I’ve said it before and I’ll say it again – young people are a pretty ambitious bunch. They’ll grit their teeth and survive through HE if they have to – and so measuring equality impacts of financial support policies exclusively through a “do they enrol or not” is a pretty shoddy way to treat people on often impossibly low incomes.
There is one line that says:
…survey evidence shows that students are increasingly turning to part-time employment to supplement the income they receive from their SLC loans, grants and allowances. However, we do not know the extent to which this is happening among students with protected characteristics or from disadvantaged groups.
If only, I don’t know, DfE had asked HEPI/Advance HE for their data tables on the subject, or us for our data on a variety of these issues including part-time work or students going hungry. I could even swear some DfE people were at our Festival of HE where I presented some of this stuff. All you have to do is drop us an email!

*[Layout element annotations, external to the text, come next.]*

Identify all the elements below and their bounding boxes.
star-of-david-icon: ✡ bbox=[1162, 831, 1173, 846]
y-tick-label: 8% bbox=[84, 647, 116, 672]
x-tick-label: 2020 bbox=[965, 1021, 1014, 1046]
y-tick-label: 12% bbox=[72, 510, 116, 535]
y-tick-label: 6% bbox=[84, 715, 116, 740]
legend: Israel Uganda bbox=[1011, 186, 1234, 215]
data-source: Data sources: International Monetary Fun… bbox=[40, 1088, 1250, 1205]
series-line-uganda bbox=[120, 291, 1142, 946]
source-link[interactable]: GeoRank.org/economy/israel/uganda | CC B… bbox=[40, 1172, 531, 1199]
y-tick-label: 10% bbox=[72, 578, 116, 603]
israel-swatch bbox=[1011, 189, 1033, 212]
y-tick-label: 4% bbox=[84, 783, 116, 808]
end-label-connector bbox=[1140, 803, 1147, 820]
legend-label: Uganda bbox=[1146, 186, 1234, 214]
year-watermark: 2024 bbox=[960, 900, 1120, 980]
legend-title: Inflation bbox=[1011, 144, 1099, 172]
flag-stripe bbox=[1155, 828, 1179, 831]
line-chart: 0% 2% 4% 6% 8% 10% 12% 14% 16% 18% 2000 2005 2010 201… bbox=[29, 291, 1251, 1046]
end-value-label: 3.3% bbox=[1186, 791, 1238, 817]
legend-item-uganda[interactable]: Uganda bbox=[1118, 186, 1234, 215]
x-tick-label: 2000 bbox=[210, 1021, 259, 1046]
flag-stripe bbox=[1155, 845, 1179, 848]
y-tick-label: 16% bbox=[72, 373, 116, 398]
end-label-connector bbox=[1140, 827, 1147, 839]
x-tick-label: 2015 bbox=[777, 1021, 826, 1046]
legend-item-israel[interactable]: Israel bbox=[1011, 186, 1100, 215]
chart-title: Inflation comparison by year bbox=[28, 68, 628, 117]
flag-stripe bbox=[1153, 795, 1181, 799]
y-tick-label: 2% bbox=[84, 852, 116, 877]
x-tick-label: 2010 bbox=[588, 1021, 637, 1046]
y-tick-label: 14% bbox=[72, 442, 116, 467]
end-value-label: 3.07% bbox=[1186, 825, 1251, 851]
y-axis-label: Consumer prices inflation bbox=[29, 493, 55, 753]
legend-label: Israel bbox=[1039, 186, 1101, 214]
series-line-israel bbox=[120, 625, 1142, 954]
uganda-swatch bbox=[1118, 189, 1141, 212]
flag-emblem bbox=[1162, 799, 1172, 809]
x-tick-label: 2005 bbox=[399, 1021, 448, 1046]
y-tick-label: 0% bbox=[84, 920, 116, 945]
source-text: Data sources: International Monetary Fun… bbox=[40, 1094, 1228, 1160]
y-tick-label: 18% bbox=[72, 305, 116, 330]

Cut through the document, and the upshots are that female, young (20 or under), those with a gender which is not the same as assigned at birth and toise that are bisexual, lesbian, gay or other sexual orientation are more likely to get a loan – and so more likely to end up in more debt – and disabled students are more likely to be debt averse because they have additional learning requirements which increases the cost of study that they face.
That’s all traded off against there not being the provision or current costs support in the first place, depressing their participation – and the lack of predictability in how providers will respond on the FY cuts produce similarly inclusive equality impacts.
Alarmingly, the other thing never covered in these EIAs on student finance is the family income threshold over which we expect a parental contribution. The reason for that is doubtless “well that’s not a policy that’s proposed to change, and so not evaluated for its equality impacts” – but the fact it has been set in aspic since 2007 rather than rising with earnings produces quite dramatic equality impacts if you ask me. Which is probably, to be honest, why they haven’t.